Morocco has changed. Moroccans have changed. But an implacable security nucleus remains, composed of people nostalgic for the Years of Lead, who know only how to address the ills of our society through shock treatment. There is only one response for those who hold the gavel, when each head appears as a nail: to strike (Hajar Raissouni, l-Gnawi), to strike hard (Mahdaoui, Moul Kaskita), and sometimes to strike with all their might (Zafzafi, Ahamjik, Bouachrine). 
When the country needs appeasement to overcome the turmoil that the region is witnessing, our officials have accelerated the work of undermining mediating organisations (unions, political parties, associations, media), and vertiginously multiply the sentences for prisoners of conscience.
If the prison option had been used here and there, since November the judiciary has studiously avoided the peaceful route. It seems decided to make people pay a hundredfold for its forced retreat from the Hajar Raissouni affair following the emotion it evoked, which in turn lead to a royal pardon. In this judicial monopoly, Taoufik Bouachrine has thus seen his twelve-year sentence increased to fifteen on appeal; the rapper Gnawi got one year; four years for [YouTuber] Moul Kaskita; and the same for many lesser-known people, all in less than two months.
Omar, a sentinel who must be silenced
The latest victim of the shock treatment is journalist Omar Radi. Prosecuted for “contempt of court” following a series of tweets on April 15, it seems more likely that it was his participation in a radio programme in Algeria, uploaded on 23 December onto YouTube, which has put his file at the top of the pile.
Once again, the very swiftness of justice reveals the authorities’ determination to send a message to any journalists who would dare to exercise their freedom of expression: a summons by the BNPJ [Brigade nationale de la police judiciaire], an appearance before the King’s Prosecutor, and imprisonment in the Oukacha prison of Casablanca, in the space of just one day.
At a time when the royal palace is attempting to restore some (slim) hope with the Special Commission on the Model of Development (CSMD) — and when the CSMD communication operation has barely launched — an element of the pouvoir is priming it to fail. Which Morocco are we heading towards? What choice are we leaving for this disoriented youth in a stagnating economy? Exile, or prison?
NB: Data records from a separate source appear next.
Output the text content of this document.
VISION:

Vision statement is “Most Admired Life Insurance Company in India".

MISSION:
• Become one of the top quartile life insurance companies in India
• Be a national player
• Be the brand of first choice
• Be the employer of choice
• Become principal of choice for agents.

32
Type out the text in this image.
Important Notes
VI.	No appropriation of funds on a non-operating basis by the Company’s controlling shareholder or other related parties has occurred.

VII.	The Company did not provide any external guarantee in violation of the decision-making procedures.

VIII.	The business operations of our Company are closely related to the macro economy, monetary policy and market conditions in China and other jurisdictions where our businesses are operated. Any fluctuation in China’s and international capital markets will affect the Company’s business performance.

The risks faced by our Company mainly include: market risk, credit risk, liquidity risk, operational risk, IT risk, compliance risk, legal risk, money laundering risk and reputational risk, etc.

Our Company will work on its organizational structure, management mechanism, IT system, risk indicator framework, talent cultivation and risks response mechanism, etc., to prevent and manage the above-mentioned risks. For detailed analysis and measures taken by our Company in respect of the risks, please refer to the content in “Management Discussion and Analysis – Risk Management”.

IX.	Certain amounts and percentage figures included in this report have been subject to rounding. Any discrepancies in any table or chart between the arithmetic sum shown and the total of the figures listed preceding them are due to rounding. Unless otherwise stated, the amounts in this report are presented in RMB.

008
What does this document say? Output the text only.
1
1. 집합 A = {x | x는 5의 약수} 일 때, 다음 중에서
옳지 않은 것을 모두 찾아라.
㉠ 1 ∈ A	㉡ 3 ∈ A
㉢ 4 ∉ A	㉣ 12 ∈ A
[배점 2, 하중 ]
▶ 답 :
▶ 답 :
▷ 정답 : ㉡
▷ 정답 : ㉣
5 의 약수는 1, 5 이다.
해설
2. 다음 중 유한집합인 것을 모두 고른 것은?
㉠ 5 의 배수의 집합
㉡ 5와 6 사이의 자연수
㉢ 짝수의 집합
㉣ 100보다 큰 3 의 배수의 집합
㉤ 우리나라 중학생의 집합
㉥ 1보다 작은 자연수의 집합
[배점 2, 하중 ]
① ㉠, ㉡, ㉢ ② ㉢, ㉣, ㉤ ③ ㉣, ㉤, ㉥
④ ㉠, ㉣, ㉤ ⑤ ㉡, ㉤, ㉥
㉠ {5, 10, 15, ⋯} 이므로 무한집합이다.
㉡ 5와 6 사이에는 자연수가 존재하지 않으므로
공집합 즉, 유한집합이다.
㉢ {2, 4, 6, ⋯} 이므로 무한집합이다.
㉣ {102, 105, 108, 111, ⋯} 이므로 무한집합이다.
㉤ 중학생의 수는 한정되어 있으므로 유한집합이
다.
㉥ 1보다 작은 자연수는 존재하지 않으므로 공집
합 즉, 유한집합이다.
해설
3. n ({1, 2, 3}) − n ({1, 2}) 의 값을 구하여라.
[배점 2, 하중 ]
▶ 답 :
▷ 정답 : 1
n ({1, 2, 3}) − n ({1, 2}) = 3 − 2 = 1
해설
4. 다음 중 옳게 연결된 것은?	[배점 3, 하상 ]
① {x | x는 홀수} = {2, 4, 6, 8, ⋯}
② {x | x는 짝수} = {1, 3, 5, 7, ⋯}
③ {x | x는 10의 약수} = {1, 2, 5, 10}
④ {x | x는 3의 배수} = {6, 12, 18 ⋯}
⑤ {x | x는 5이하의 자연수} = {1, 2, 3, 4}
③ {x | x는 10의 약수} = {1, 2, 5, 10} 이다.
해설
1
A word, a video, a tweet and you are deprived of freedom for years. An irrational system capable of driving to madness even the most lucid — Maupassant’s Horla, inviting itself into the land of Mohamed Choukri. 
 Casablanca Raja fans were banned in early December from raising any unsanctioned banners, following their ‘Room 101’ tifo, with the Orwell reference taken aimed at the regime. Subsequently, on 22 December, numerous fans were arrested before the Casablanca ‘Classico’ derby.
 The ‘citizens’ referenced here are those Rifians who chanted for a ‘A Hospital, a University, and Work!’ during the 2016–2017 uprising in the region; ‘YouTuber’ refers to Mohamed Sekkaki, or ‘Moul Kaskita’ [‘Lord of the Caps’; ‘Cap Guy’], recently sentenced to four years prison for ‘insulting the King’; the ‘journalist’ is Radi himself.
 The ‘trio of rappers’ are Weld Griya 09, Lz3ar, and l-Gnawi. Their song ʿash al-Shʿab [Long Live the People] has been viewed twenty million times since it’s 29 October 2019 upload. The officially preferred phrase is ‘Long Live the King’.
For a sense of how striking the comparison between the great Abraham Serfaty and Nasser al-Zafzafi is, see here.
 On the case of Hajar Raissouni, see al-M’s translation of a September 2019 article by Rosa Moussaoui, in which Taoufik Bouachrine is also referenced.
 ‘The Horla’, part inspiration for Lovecraft’s Cthulhu; Mohamed Choukri, one of Morocco’s outstanding novelists.